American Eagle’s decision not to open a store on Regent or Oxford Street is testimony to the fine balance between brand recognition and profit.

Yesterday was the last day of trading for US fashion retailer American Eagle’s pop-up store in London’s Old Street station. It has been there since July and was an eye-catcher for the programming and design mob that forms much of the demographic passing through this large overland/underground interchange.

Now it has gone, but its three stores, in Westfield’s London shopping centres and Bluewater, remain. And it has just announced that it does not intend to open a store on either Oxford Street or Regent Street.

Common sense, some might think. Consider the number of retailers that have opted to touch down on these thoroughfares and then either disappeared or spent much time bemoaning the challenges represented by the high rent rates in the area.

And then think about Uniqlo. Currently, the doors of its flagship, opposite John Lewis on Oxford Street, remain hermetically sealed as it undergoes a multimillion revamp and sacrifices trade that must be worth multimillions as well. Is it worth it?

The answer is very possibly, but with reservations.

Location, location, location

Niketown at Oxford Circus is a case in point. This is a flagship store for a brand and it has been in place for a decade and a half. During that time it has moved with changing taste, reinventing its interior and evolving its offer to reflect what shoppers are looking for.

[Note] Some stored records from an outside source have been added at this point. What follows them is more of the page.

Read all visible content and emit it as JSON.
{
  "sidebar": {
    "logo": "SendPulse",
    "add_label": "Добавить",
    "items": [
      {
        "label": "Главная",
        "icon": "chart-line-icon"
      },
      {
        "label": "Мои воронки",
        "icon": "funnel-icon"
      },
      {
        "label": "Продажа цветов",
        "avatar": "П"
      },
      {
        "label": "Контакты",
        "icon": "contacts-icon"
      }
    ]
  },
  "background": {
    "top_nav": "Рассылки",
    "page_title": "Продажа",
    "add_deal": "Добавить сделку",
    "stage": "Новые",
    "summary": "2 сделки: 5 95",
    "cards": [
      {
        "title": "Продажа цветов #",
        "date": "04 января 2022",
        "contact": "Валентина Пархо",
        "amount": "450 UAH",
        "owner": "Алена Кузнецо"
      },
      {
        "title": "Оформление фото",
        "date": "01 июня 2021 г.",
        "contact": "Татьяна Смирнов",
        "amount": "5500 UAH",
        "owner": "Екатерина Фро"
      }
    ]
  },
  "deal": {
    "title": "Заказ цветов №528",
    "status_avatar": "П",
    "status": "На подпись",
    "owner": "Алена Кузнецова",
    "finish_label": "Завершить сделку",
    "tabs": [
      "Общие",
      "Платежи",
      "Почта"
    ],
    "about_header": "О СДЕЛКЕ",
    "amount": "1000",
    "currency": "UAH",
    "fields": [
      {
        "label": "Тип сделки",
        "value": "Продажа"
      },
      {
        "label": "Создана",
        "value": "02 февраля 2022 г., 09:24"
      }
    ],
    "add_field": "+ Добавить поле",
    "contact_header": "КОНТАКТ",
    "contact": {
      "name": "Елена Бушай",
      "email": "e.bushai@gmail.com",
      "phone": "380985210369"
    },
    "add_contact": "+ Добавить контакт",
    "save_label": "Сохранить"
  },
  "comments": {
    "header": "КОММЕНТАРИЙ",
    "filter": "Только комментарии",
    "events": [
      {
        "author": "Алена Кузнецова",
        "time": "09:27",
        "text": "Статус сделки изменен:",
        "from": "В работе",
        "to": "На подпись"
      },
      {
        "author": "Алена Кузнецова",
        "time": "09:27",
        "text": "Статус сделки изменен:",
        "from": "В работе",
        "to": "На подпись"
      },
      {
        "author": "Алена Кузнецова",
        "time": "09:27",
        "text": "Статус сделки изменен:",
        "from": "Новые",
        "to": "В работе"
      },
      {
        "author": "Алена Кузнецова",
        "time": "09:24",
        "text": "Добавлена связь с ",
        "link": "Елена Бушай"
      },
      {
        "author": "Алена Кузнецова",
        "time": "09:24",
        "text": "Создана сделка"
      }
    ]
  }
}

It is also a standard bearer for Nike – this remains its biggest store anywhere. The much-vaunted halo effect that enables the brand to sell more of its products across the world must surely follow from what has been done.

Yet would it have done just as well if it had opted to trade from a less high-rent location and reaped the in-situ profits to be had (owing to lower rents), as well as those from the brand’s many other locations and channels to market?

Once more, the answer might be possibly, but it is hard to argue with success and Nike’s marketing strategy is an example of what can be done if marketing and sales outlets are truly aligned and the product is of the moment.

All of which leaves the American Eagle decision. This retailer is certainly well-known on its home turf, but much less so in Europe. And there are few places on this continent where a more diverse, multinational shopper mix can be found than on Oxford and Regent Streets.

The outcome? American Eagle will certainly save money by looking at alternative, cheaper locations, but it may not enjoy the recognition that it craves – or the profits it seeks.